The anecdotes of this kind that I am exposed to almost always share some commonalities, one such being that the person has usually tried a whole bunch of different things and so cannot really know what exactly it was that helped them and to what degree. Or the person will claim there aren't any studies for something because there is no financial motivation, when actually there are studies but they just show the thing is completely useless, but that contradictory evidence is conveniently overlooked or attributed to some overarching conspiracy to suppress alternative cures. I also note the customary denigration of western medicine, "they only ever helped me for those two infections that once upon a time when average life expectancy was 25 might have killed me".
I have begun to think that people who are able to make these leaps of faith have brains wired in such a way that makes themselves more conducive to the placebo effect, because if you believe something is going to help you we know that alone can have remarkable effects, hence the need for placebo controlled and double-blinded experiments. Unfortunately for those of us that are not able to believe irrational nonsense we have to look for something that is both plausible and backed up by a modicum of supporting evidence. Sometimes I wish I could just go to a chiropractor or some other individual posing as a doctor and get some dubious testing/treatment and believe it had a chance of helping, maybe credulousness was an evolutionary adaptation to aid our self-healing mechanisms, and the enlightenment principles of reason based rationality and skeptical inquiry have had a strange kind of unhelpful effect in that regard, at least in those minds that those values have managed to permeate.
But on the other hand, I cannot help but acknowledge there is still so much that we don't know and so who can really say that your taking milk thistle and whatever else it was didn't have a transformative effect, could it be that sometimes people just get lucky with the right combination of chemicals at the right time which allows their body to overcome a certain problem which has a cascading positive effect on their overall well-being.
When we have a condition for which there is no known, straightforward medical cure we by definition have to open ourselves up to the possibility that what may help us may not be well validated or considered fringe from a mainstream perspective, the problem in my view is some people take that ball and run with it, run with it way way too far, under the assumption that if medical science doesn't have the answer literally everything else should be on the table.
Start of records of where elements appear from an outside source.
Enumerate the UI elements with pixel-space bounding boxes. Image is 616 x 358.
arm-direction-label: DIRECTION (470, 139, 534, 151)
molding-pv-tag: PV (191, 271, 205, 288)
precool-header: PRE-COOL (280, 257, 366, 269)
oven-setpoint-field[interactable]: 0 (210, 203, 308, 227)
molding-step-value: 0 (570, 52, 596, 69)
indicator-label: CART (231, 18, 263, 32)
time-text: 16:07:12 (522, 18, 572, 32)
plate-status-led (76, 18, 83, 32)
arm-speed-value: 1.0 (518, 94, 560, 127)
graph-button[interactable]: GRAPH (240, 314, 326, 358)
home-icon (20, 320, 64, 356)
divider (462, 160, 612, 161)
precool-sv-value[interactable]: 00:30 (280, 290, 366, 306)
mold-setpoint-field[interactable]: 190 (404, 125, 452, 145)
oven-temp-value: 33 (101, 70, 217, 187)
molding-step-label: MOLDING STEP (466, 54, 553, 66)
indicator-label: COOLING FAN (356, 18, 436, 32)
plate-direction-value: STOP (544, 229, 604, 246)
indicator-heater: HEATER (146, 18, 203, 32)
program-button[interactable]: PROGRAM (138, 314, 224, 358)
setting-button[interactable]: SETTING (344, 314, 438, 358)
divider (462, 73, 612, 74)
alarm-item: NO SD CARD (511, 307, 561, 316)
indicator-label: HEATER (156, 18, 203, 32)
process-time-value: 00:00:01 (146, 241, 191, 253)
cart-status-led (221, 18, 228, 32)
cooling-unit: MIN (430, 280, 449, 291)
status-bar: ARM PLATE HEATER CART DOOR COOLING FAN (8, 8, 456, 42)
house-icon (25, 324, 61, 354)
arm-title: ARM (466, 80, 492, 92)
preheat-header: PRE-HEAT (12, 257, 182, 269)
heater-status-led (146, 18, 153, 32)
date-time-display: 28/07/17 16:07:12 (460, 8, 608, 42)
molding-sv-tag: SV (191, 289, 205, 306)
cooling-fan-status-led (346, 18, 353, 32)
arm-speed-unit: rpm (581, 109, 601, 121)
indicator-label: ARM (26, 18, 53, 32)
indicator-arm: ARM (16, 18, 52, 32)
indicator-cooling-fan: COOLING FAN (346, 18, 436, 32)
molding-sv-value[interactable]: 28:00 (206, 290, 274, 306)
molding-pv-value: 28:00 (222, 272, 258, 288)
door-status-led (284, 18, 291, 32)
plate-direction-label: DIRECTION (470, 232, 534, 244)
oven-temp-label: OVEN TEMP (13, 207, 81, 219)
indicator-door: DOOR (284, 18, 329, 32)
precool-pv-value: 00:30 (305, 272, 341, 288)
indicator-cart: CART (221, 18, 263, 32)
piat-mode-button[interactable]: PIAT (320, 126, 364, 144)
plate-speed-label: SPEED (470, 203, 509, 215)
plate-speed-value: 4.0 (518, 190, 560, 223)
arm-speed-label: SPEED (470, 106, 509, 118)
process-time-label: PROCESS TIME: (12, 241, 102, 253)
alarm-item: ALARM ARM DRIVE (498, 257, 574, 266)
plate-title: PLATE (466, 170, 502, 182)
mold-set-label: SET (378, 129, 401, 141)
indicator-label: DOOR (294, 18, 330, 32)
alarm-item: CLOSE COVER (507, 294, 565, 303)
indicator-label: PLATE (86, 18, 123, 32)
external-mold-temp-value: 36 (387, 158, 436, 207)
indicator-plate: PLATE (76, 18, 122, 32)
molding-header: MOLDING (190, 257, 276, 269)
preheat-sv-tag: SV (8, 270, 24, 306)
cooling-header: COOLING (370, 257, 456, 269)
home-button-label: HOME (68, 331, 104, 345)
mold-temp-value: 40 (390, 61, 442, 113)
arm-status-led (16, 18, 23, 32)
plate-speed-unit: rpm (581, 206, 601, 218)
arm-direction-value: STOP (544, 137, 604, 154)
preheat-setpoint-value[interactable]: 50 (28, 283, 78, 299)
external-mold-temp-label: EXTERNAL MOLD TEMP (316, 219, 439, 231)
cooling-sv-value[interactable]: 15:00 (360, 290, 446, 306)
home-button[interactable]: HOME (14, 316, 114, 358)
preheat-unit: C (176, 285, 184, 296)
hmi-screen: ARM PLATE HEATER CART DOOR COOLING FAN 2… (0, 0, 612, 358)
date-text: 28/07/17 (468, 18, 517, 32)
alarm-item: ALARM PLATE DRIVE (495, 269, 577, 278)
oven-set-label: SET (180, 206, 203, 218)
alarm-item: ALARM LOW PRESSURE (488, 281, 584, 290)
I have seen it first hand within my own family, when people are not trained in thinking about these things in the right way and are then thrown into the world of medicine and science armed with a natural propensity for wishful thinking and confirmation bias the effects can be disastrous.
This situation that many of us are in comes with the unhappy inclusion of an almost inevitable and constant clash of world views, and those on the more skeptical end of the spectrum inevitably find themselves bombarded with ideas and suggestions that are deeply aggravating in their basic premise. For me, it is (aside from the obvious practical limitations it imposes) the worst aspect of this hopeless condition.